Mathematically, the model learns a probability distribution:

P(next_word | previous_words)

The training process adjusts the model's parameters (weights in the neural network) to maximize the probability it assigns to the actual next word in the training data. This is called maximum likelihood estimation.

The Loss Function

More precisely, the model minimizes cross-entropy loss:

Loss = -log P(actual_next_word | context)

When the model assigns high probability to the correct word, the loss is low (good). When it assigns low probability, the loss is high (bad). Training adjusts parameters to reduce this loss across billions of examples.

The Infinite to Finite Compression

Here's the fundamental problem: the conditional probability space is infinite, but the geometric representation must be finite.

In Bayesian terms, P(next_word | previous_words) conditions on all possible sequences of previous words. For a vocabulary of 50,000 words and contexts of length 10, that's 50,000^10 possible conditioning contexts. For length 100? 50,000^100. The space of possible contexts is combinatorially infinite.

But the model only has finite parameters: perhaps 7 billion weights, and embeddings in 4096 dimensions. How can a finite geometric space represent an infinite conditional probability distribution?

The answer: compression through shared structure. The model cannot memorize P(next | context) for every possible context. Instead, it learns a finite geometric mapping that approximates the infinite probability distribution by exploiting regularities.

The key insight: most of those infinite contexts produce similar probability distributions. Consider:

"The king walked to the..."
"The queen walked to the..."
"The emperor walked to the..."
"The pharaoh walked to the..."

These are four different contexts in the infinite space, but they all predict similar next words: "throne," "palace," "castle," etc. The model doesn't need separate representations for each. It can map all four to nearby points in embedding space and compute P(next | context) as a function of geometric proximity.

This is lossy compression.

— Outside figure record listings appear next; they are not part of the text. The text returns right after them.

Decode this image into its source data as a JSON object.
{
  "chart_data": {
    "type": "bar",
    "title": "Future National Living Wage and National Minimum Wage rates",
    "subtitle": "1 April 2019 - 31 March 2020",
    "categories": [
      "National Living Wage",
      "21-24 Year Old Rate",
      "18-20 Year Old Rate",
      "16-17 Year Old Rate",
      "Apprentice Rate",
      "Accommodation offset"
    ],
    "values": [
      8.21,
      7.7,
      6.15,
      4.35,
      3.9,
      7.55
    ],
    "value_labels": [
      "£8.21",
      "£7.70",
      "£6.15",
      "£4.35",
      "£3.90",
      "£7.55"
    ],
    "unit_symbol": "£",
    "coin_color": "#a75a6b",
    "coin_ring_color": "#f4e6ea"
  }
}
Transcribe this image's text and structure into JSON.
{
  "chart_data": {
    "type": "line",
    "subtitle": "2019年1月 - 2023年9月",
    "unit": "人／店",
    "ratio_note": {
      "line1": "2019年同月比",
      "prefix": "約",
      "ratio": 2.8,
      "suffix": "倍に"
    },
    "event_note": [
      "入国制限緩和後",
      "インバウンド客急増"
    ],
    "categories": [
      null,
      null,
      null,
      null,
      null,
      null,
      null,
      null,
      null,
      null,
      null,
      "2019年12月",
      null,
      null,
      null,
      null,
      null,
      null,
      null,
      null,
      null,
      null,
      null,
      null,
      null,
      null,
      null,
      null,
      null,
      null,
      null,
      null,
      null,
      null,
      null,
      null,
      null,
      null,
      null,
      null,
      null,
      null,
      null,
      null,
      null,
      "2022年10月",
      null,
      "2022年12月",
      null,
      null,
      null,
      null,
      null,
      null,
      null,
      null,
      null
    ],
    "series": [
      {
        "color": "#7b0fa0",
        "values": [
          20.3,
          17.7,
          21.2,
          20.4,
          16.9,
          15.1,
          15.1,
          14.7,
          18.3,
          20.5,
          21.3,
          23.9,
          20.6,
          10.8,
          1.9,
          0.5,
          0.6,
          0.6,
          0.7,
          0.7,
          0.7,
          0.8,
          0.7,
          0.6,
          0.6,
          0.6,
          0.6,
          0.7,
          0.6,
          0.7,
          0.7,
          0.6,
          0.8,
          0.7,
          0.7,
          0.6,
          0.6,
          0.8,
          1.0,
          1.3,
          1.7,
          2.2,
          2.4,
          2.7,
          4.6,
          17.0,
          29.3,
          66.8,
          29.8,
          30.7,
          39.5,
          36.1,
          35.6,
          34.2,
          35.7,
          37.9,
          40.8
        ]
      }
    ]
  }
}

The model trades perfect accuracy on every possible context for efficient generalization. By embedding contexts into finite-dimensional space, it forces contexts with similar predictive distributions to occupy similar geometric regions. The geometry becomes a compressed index into the infinite probability space.

The transformer's attention mechanism is the function that performs this mapping: context → finite vector. No matter how long or complex the context, attention compresses it into a fixed-size representation (the hidden state). This compression is learned to preserve the information most relevant for prediction.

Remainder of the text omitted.